SÖYLEŞİ
Giriş Tarihi : 23-02-2024 00:06

Devrialem / Kenan Gül

Yazan: Kenan Gül -DEVRİALEM

Devrialem / Kenan Gül

DEVRİALEM

Güneşin sakınmadan ışıttığı orman yolunda yürürken, başınızdan aşağı yağan kuş sesleri alır götürür sizi. Bu minik patikanın kenarında sizi selamlayan binlerce çiçek, rengarenk yeni farklı kapılar aralar. Başka bir dünyaya geçersiniz isteyerek. Adımlarınızdaki heyecan önünüzde beliren dereye yaklaştıkça artar.

Kenarına gelince soluklanmak, belki de tadına varmak için kendi halinde yeşillik içindeki yalnız kaya üzerine oturuverirsiniz.

İçinde, kendi yansımanızdan başka şeyleri de görmeye başlarsınız. Rengarenk çakıl taşları, oynaşan balıklar sanki suyun duruluğuna alkış tutuyorlardır. Tarifsiz bir sevinç kaplar benliğinizi. Biriken duygular tam dilinizden bir şarkı olarak dökülecekken, oturduğunuz kayanın üzerindeki çatlak dikkatinizi çeker. Küçük bir çiçek, o çatlakta tüm kıraçlığa inat yaşama tutunmuştur. İşte, şiir orada başlar.

Akşamüstü, kendinize kaçmak istersiniz. Alırsınız bütün olta takımlarınızı sahile inersiniz. Sizin gibi müdavimlerin arasında bulduğunuz yere kurarsınız sandalyelerinizi. Önce minik semaverinizi tutuşturup suyu çay demlemek üzere içine doldururken tanıdık selamlarını alıp, hal hatır sormayı ihmal etmezsiniz. Olta takımınıza yemi taktıktan sonra, rastgele diyerek fırlatırsınız deryanın böğrüne. Boşluğunu aldıktan sonra kamışın ucuna taktığınız minik bir zille hazırsınızdır. Bu arada, kaynayan suyla çarçabuk demlersiniz çayınızı. Şöyle sandalyenin üzerine kendinizi bıraktığınızda yüzünüze vuran ılık rüzgar okşamaya başlar bedeninizi. Denizin üzerindeki hoş ışık oyunları ünlü kabarelerin dans gösterisi gibi dökülür sahnenize. Bardağa doldurduğunuz çaydan yudum alırken, iyice salarsınız bedeninizi dalgaların şımarık sesine. Uzaktan geçen gemiler takılır gözlerinize. Huzura dair hikayeler yazmak istersiniz onların içindeki belirsizliğe.

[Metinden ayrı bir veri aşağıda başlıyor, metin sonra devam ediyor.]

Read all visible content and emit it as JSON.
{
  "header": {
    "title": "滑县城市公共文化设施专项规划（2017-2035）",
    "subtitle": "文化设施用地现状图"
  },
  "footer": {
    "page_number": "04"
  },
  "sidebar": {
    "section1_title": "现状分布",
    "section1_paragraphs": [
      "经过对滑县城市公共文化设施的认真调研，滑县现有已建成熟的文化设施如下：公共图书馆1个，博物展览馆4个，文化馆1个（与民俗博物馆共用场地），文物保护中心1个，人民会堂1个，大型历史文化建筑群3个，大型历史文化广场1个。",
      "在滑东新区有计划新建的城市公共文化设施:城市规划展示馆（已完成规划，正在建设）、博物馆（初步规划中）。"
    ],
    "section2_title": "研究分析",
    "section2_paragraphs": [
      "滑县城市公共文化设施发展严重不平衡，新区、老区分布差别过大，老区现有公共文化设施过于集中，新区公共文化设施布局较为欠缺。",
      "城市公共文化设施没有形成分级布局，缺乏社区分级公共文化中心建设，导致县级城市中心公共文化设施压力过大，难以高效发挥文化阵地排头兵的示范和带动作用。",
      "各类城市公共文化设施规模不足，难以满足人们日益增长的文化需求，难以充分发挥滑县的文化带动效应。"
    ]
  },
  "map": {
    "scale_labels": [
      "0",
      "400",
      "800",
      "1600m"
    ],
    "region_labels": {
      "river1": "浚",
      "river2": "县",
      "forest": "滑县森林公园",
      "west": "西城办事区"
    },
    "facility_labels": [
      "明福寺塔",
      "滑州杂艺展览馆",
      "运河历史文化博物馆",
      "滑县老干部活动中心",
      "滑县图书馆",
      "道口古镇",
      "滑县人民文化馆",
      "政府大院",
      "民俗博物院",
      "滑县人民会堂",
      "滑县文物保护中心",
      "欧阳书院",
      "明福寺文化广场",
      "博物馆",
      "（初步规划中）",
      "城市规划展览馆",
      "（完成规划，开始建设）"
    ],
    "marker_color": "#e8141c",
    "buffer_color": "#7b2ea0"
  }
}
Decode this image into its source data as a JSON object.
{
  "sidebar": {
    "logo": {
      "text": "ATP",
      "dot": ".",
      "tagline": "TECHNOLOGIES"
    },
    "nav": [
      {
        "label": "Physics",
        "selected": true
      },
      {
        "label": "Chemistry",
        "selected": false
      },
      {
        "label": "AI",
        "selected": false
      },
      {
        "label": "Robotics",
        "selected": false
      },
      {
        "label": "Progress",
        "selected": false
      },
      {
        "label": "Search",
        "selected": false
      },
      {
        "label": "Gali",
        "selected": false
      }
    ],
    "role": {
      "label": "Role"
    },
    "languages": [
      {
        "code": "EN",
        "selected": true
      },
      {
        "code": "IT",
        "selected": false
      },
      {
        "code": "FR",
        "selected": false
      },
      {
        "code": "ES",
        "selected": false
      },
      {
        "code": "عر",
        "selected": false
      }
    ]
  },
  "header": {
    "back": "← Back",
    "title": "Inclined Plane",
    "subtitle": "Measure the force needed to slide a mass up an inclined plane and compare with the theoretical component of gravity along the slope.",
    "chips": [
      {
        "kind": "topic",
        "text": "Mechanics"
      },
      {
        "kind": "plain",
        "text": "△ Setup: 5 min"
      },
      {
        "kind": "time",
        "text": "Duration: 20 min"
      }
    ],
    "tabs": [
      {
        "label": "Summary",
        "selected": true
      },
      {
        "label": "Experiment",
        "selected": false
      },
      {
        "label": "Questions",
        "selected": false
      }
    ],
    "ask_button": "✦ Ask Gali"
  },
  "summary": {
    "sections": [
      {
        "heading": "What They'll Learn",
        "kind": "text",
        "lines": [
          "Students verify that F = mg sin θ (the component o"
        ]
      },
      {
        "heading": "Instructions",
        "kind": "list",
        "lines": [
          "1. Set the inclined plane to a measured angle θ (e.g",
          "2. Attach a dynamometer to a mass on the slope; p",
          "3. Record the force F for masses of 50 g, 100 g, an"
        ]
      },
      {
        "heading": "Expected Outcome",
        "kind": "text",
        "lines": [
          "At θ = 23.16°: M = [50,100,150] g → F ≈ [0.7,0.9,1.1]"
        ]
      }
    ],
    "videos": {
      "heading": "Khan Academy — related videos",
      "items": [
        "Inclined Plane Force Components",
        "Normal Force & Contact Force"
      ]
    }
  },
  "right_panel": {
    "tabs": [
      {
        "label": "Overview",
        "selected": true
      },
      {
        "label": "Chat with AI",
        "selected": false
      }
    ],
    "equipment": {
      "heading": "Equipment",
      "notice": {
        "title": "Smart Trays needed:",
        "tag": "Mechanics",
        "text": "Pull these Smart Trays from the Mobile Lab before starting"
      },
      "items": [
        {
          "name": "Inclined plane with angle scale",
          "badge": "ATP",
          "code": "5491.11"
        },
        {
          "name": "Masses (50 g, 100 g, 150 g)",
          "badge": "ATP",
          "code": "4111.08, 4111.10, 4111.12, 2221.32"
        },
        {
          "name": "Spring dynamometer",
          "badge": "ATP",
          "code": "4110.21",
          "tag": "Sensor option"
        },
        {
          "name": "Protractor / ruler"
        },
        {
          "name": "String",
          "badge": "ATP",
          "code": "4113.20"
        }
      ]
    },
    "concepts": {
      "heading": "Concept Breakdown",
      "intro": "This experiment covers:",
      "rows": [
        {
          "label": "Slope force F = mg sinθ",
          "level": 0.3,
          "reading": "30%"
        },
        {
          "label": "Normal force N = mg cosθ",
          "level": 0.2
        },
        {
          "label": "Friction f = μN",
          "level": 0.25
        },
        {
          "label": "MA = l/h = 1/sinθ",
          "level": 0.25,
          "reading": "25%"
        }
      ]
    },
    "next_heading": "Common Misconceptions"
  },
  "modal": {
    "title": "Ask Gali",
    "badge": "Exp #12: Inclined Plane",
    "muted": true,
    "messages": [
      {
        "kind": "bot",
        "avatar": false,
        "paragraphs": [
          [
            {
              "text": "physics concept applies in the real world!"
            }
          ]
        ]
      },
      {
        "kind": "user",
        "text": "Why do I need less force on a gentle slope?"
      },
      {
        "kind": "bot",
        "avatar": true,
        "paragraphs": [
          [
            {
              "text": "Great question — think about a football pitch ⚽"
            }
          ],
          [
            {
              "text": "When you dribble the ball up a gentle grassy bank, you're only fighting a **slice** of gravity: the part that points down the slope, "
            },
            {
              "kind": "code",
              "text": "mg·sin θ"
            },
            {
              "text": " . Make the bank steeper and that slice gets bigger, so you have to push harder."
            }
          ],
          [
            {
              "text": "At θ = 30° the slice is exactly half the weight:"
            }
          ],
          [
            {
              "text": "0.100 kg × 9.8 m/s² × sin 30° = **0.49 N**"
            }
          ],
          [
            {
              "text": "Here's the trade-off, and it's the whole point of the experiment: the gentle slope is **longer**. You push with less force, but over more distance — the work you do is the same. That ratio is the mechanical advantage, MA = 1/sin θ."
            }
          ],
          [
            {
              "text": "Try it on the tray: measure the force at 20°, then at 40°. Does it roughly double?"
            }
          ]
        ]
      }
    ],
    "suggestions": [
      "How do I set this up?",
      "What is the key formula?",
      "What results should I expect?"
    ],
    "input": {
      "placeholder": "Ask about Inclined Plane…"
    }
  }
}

Her şey tamam. Ve bir ses duyarsınız ardınızda. Dönüp baktığınızda, henüz tutamadığınız balıklardan payını isteyen minik kedinin açlık dolu çığlığıdır bu. İşte, şiir burada başlar.

Şehrin en can alıcı caddelerinden birine düşer yolunuz. Kalabalık sizi sıkmaya başladığında bir kafeye atarsınız kendinizi. Teklifsiz oturur, şöyle sade bir yorgunluk kahvesi istersiniz garsondan. Kahvenizi yudumlarken gelip geçenleri izlersiniz can sıkıntınızı avutmak için.

Aman Allah’ım o ne? Sarı saçlarını serbest bırakmış, okyanus mavisi gözleriyle sizi vurgun yemiş gibi yerinize mıhlar bakışları. Sanki tüm mevsimleri üzerine giymiş, yüksek topuklu ruganlarıyla beton kaldırıma işkence çektiren kadının adımları susturmuştur caddeyi. İçinde boğulmak, yeniden aşık olmak, akmak istersiniz. Elinizdeki kahve fincanında yarına dair bir fal var mı acaba sorusu askıda kalır.

Bir “off” çekersiniz.. Adımlar size yaklaşıp devleştikçe, siz sandalyenizde küçülürsünüz. Sahip olmadığınız yangın başlamıştır içinizde. İşte o anda; "Ağabey, çiçek ister misiniz?” diye soran sese dönersiniz istem dışı. Size çiçeği uzatan kızın gözlerinde, sokağı inleten dilberin yansıması vardır. İşte, şiir orada başlar.

Şiir, yaşlı bir teyzenin mahçup teşekküründe,
Toz üzerine bırakılmış sahipsiz gözyaşında,
Köşebaşında kağıt mendil satan çocuğun savaşında...
Unutulmuş, terk edilmiş mezar taşlarında
Görmekten utandığımız sokak aralarındaki
eskici dükkanlarında başlar.
Mevsimsizdir. 
Coğrafyasızdır. 
Renksizdir.
Şiir; dosttur, arkadaştır, kardeştir.